Note — Jan 13, 2019

What Cafés Did for Liberalism

Seen in → No.62

Source → newyorker.com/magazine/2018/12/24/what-cafe...

Review of a book on “how cafés created modern Jewish culture” but really, a good read for anyone interested in cafés, especially their seventeenth and eighteenth century incarnations. Closes with a good quote on the current laptop lined version.

The theory, associated with the eminent German sociologist and philosopher Jürgen Habermas, is that the coffeehouses and salons of the seventeenth and eighteenth centuries helped lay the foundation for the liberal Enlightenment—a caffeinated pathway out of clan society into cosmopolitan society. Democracy was not made in the streets but among the saucers. […]

Pinsker, lovingly attentive to the habitués of his cafés, leaves the economics of the cafés quite shadowy. The rule, still in place in much of Europe, was that you need buy only a cup of coffee to occupy a seat indefinitely. Customer loyalty is the commercial principle here. […]

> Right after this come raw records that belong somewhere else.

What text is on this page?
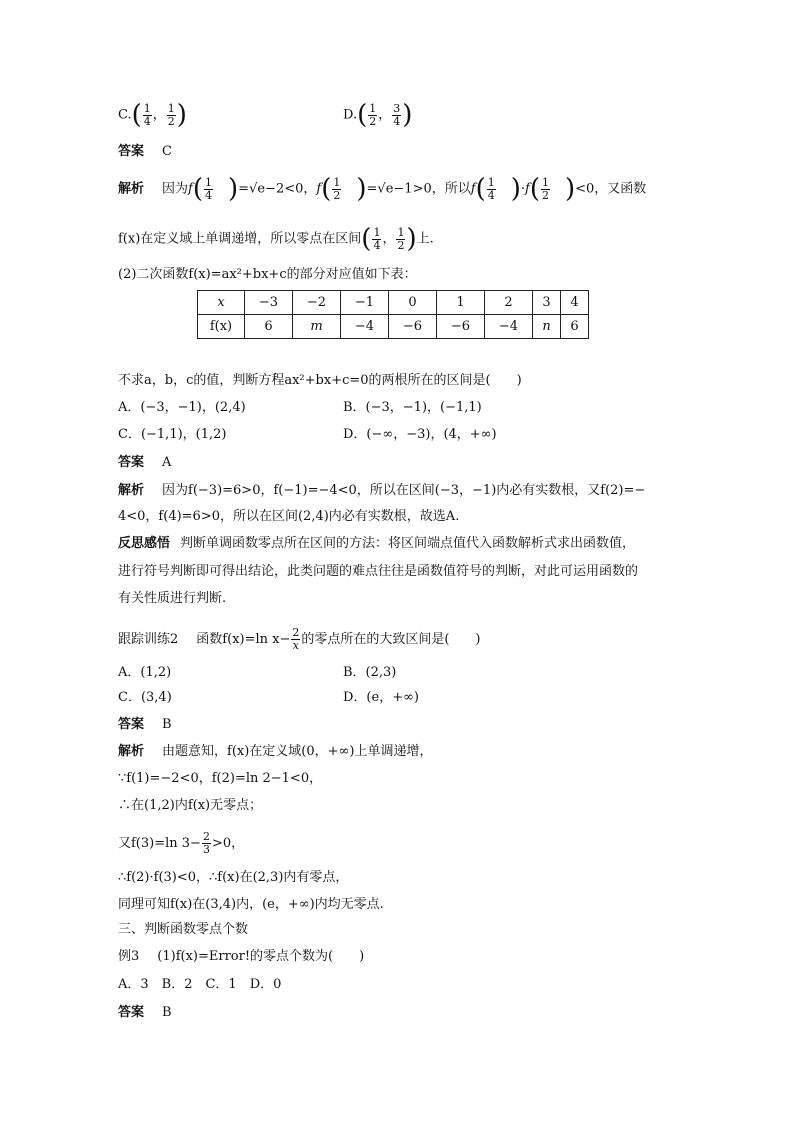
$C.( \frac{1}{4}$ ， $\frac{1}{2}$ )	$D.( \frac{1}{2}$ ， $\frac{3}{4}$ )
答案 C
解析 因为$f( \frac{1}{4} )=√e-2<0$，$f( \frac{1}{2} )=√e-1>0$，所以$f( \frac{1}{4} )\cdot f( \frac{1}{2} )<0$，又函数
f(x)在定义域上单调递增，所以零点在区间( $\frac{1}{4}$ ， $\frac{1}{2}$ )上.
(2)二次函数f(x)=ax²+bx+c的部分对应值如下表：
x	−3	−2	−1	0	1	2	3	4
f(x)	6	m	−4	−6	−6	−4	n	6
不求a，b，c的值，判断方程ax²+bx+c=0的两根所在的区间是(　　)
A．(−3，−1)，(2,4)	B．(−3，−1)，(−1,1)
C．(−1,1)，(1,2)	D．(−∞，−3)，(4，+∞)
答案 A
解析 因为f(−3)=6>0，f(−1)=−4<0，所以在区间(−3，−1)内必有实数根，又f(2)=−
4<0，f(4)=6>0，所以在区间(2,4)内必有实数根，故选A.
反思感悟 判断单调函数零点所在区间的方法：将区间端点值代入函数解析式求出函数值，
进行符号判断即可得出结论，此类问题的难点往往是函数值符号的判断，对此可运用函数的
有关性质进行判断.
跟踪训练2 函数f(x)=ln $x- \frac{2}{x}$ 的零点所在的大致区间是(　　)
A．(1,2)	B．(2,3)
C．(3,4)	D．(e，+∞)
答案 B
解析 由题意知，f(x)在定义域(0，+∞)上单调递增，
∵f(1)=−2<0，f(2)=ln 2−1<0，
∴在(1,2)内f(x)无零点；
又f(3)=ln $3- \frac{2}{3} >0$，
∴f(2)·f(3)<0，∴f(x)在(2,3)内有零点，
同理可知f(x)在(3,4)内，(e，+∞)内均无零点.
三、判断函数零点个数
例3 (1)f(x)=Error!的零点个数为(　　)
A．3　B．2　C．1　D．0
答案 B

[Regarding hordes of laptop wielding workers.] Yet all those lonely and alienated Jewish writers were elsewhere, too—lost in books and newspapers, which were the true pastime of the café. What matters is not the words of the person at the next table but the feeling of nearness—the sense of being able to carve out an identity among other identities, of being potentially private in a public space and casually public even while lost in private reveries.